Although he did not become my PhD dissertation advisor, George Bekey at USC has had a lasting impact on my life. George taught the analog and hybrid computing courses when I was a first-year graduate student and was doing research in medical applications and robotics. I had been wanting to find ways to apply my primarily mathematical training to the real world. He gave me a problem and sent me away to work on it. It forced me to learn programming and a lot of numerical analysis, all on my own. Later, I wrote my first conference paper with him.
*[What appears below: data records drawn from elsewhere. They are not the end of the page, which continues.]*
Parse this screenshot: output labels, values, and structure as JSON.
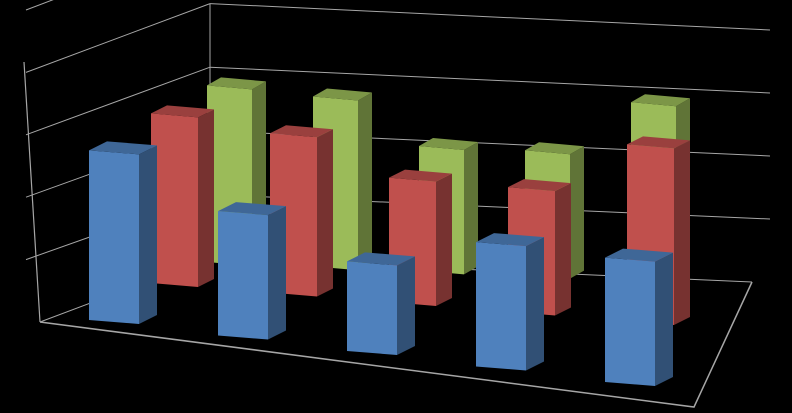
{
  "chart_data": {
    "type": "bar",
    "subtype": "3d-clustered-column",
    "title": "",
    "xlabel": "",
    "ylabel": "",
    "categories": [
      "",
      "",
      "",
      "",
      ""
    ],
    "series": [
      {
        "values": [
          4.3,
          3.0,
          2.0,
          3.0,
          3.0
        ]
      },
      {
        "values": [
          4.3,
          4.0,
          3.0,
          3.0,
          4.5
        ]
      },
      {
        "values": [
          4.5,
          4.3,
          3.0,
          3.0,
          4.5
        ]
      }
    ],
    "ylim": [
      0,
      5
    ],
    "grid": true,
    "legend": "none",
    "colors": {
      "series": [
        "#4f81bd",
        "#c0504d",
        "#9bbb59"
      ],
      "gridlines": "#a6a6a6",
      "background": "#000000"
    }
  }
}
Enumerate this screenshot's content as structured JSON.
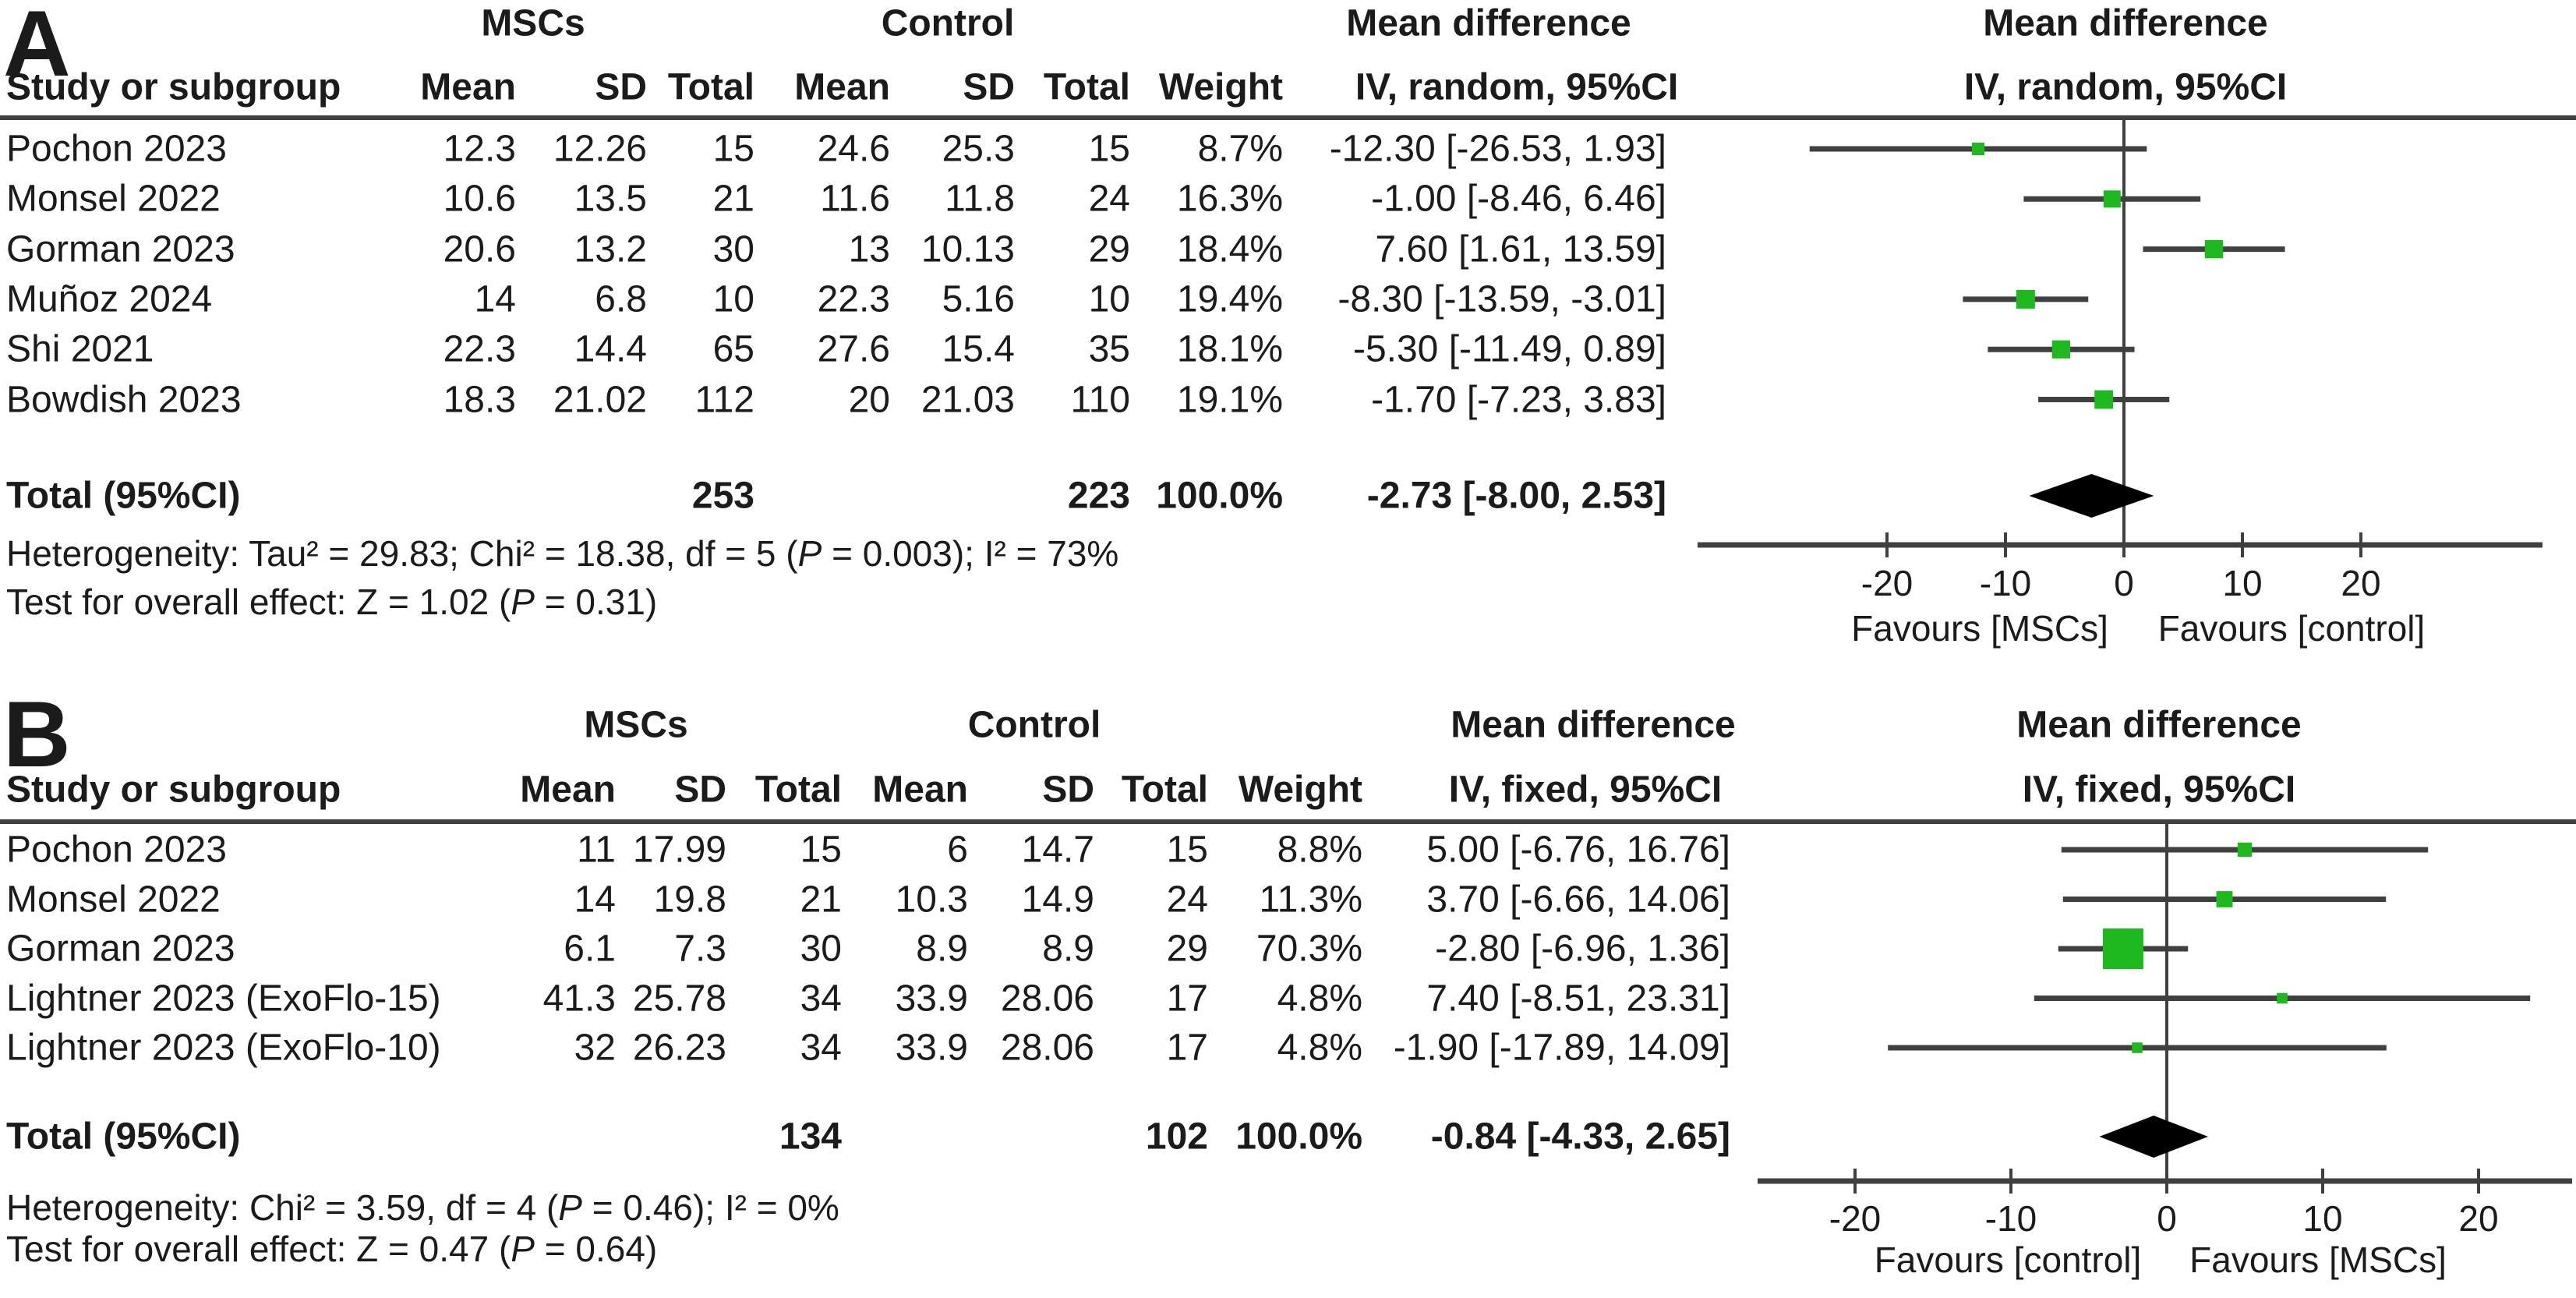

But just as important is George the person: beloved by his students, devoted to his family, and having a wide range of interests ranging from backpacking to Eastern philosophy. He’s always exemplified to me what I hoped to achieve in life.
10. Is there someone in particular who has influenced your decision to work with ACM SIGGRAPH?
There were so many at SIGGRAPH who were welcoming and helpful. It was so different from conferences in my previous specialty of systems and control that were characterized by a highly competitive atmosphere and many “in groups.” Some of the ones I remember the most from my early days at SIGGRAPH include Andy van Dam, Ken Perlin, Turner Whitted, Dick Phillips and my co-presenter and co-author Dave Shreiner.
11. What can you point to in your career as your proudest moment?
Probably getting major state funding for the ARTS Lab in 2003. It was the culmination of many years of effort by many people to create a viable entity that combined the strengths of New Mexico—–technology, the arts and its multi-culturalism—-to foster research, teaching and economic development at UNM as an integral part of the State’s media industry strategic plan. A close second was when I found out from my editor that my graphics textbook was being used by over 200 colleges and universities, just in the U.S.